Ghada Hatem, au nom de toutes les femmes
La cheffe de la maternité de l’hôpital Delafontaine de Saint-Denis s’est battue pour doter le département d’un nouvel outil dans la lutte contre les violences faites aux femmes : une Maison des femmes, où sont dispensés conseils et soins.
« Quand vous êtes confronté à un problème, vous avez deux solutions : soit courber l’échine et dire que ça vous dépasse, soit vous mettre en quête de solutions. » Voilà une phrase signée Ghada Hatem, pragmatique par excellence. En 2010, cette chirurgienne spécialisée en gynécologie obstétrique arrive en Seine-Saint-Denis, nommée au poste de cheffe de la maternité de l’hôpital Delafontaine de Saint-Denis. Elle y découvre la grande solidarité entre les personnels, les dispositifs déjà mis en place par l’Observatoire départemental des violences faites aux femmes, mais aussi une série de problèmes propres au territoire, liés à une plus grande précarité ou aux phénomènes migratoires.
« La Seine-Saint-Denis, c’est un petit bout de France avec toute sa richesse humaine »
« Moi qui venais des Bluets et de l’hôpital d’instruction aux armées de Saint-Mandé, c’est sûr qu’auparavant, je n’avais pas eu tellement affaire à des femmes victimes d’excision ou alors à des problèmes de violence doublés de lourdes problématiques sociales », se souvient la praticienne de 57 ans.
« La Seine-Saint-Denis, c’est un petit bout de France avec toute sa richesse humaine, mais aussi tous les problèmes qu’il faut qu’on règle, une sorte de laboratoire », dit encore celle qui n’a pas hésité à rejoindre le réseau des ambassadeurs « IN Seine-Saint-Denis ».
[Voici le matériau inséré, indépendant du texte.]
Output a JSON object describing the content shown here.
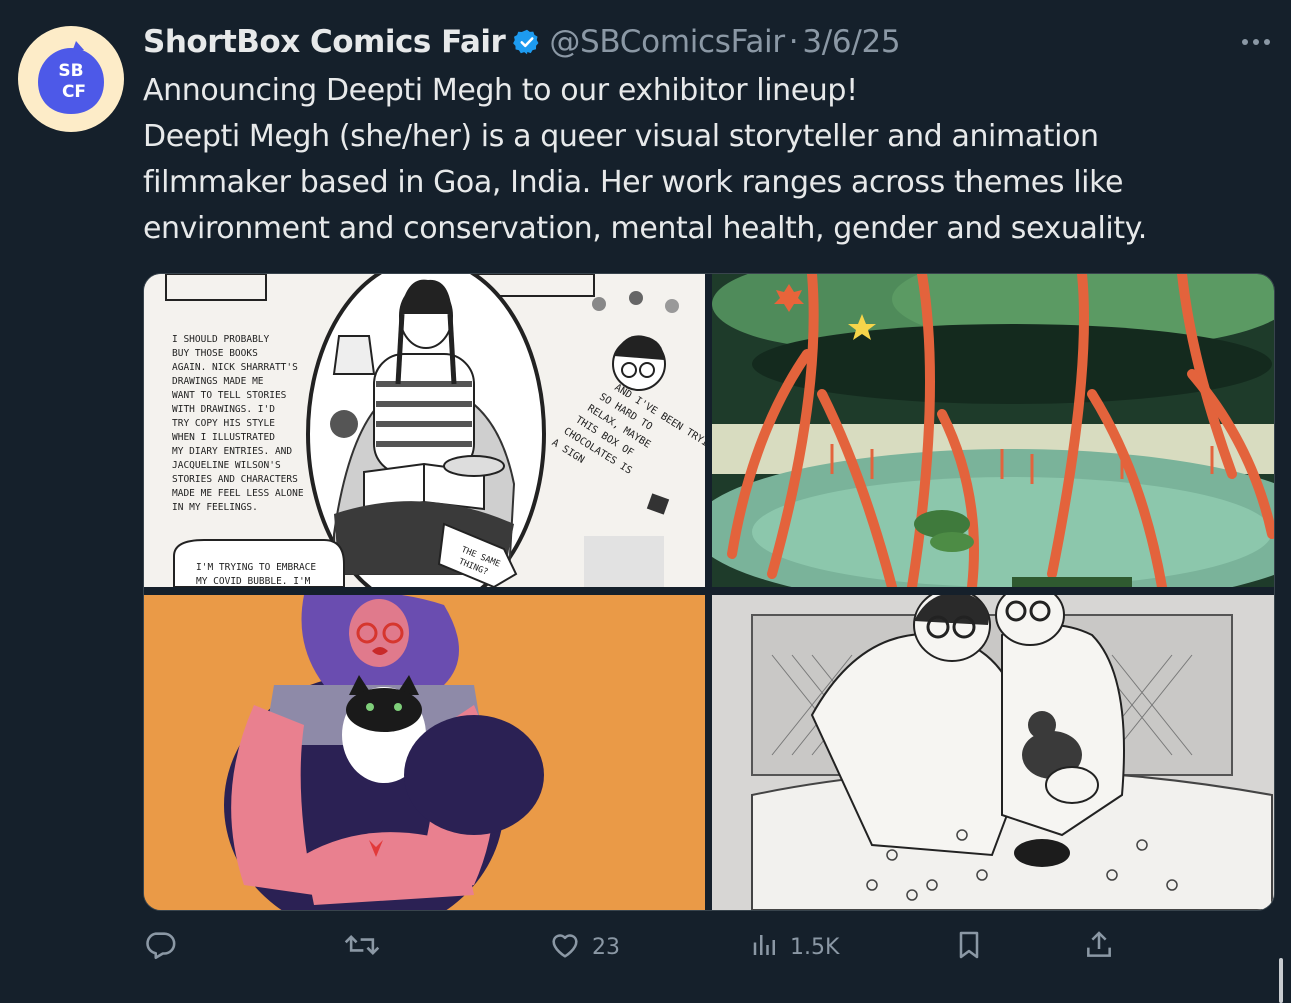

A Saint-Denis, cette chirurgienne expérimentée constate notamment que 14 % des quelque 4000 accouchées annuelles à la maternité de Delafontaine ont subi des excisions, parfois même sans en avoir conscience. Et même si le département s’est déjà doté de garde-fous face à cette pratique assez méconnue – « notamment grâce au travail en PMI (protection maternelle et infantile) de la docteur Emmanuelle Piet » – Ghada Hatem émet l’idée d’une Maison des Femmes pour venir renforcer encore l’arsenal contre les violences faites aux femmes.
Six ans plus tard, la praticienne a pu inaugurer cette structure aux murs colorés, adossée à l’hôpital Delafontaine et ouvertes à toutes les femmes. Regroupant une vingtaine de personnes, parmi lesquelles des chirurgiens, des sages-femmes ou des psychologues, elle est organisée en trois grands pôles : le Planning familial, pour les questions de contraception et d’interruptions volontaires de grossesse, les violences conjugales, et donc les consultations gynécologiques pour les femmes victimes d’excisions.
« Enfant, je voulais devenir psychiatre ou architecte. Une collègue m’a récemment dit qu’avec ce lieu, j’avais fait les deux »
« L’idée est celle d’une prise en charge globale, ponctue celle qui durant sa fac de médecine était en stage à l’hôpital Necker-Enfants malades. En tant que femme victime de violences, si vous devez vous débrouiller toute seule, c’est compliqué. Dans cette Maison des Femmes au contraire, c’est plus facile pour passer d’un service à l’autre et les équipes échangent aussi pour assurer le suivi d’un dossier. »
Pugnace et sachant en même temps fédérer, cette femme forte a su frapper à diverses portes pour débloquer 980 000 euros pour sa nouvelle structure d’accueil et de soins, un financement auquel a aussi participé le Département. « Enfant, je voulais devenir psychiatre ou architecte. Une collègue m’a récemment dit qu’avec ce lieu, j’avais fait les deux », plaisante Ghada Hatem, dont le rire sonore résonne contre les murs bariolés de la Maison des Femmes.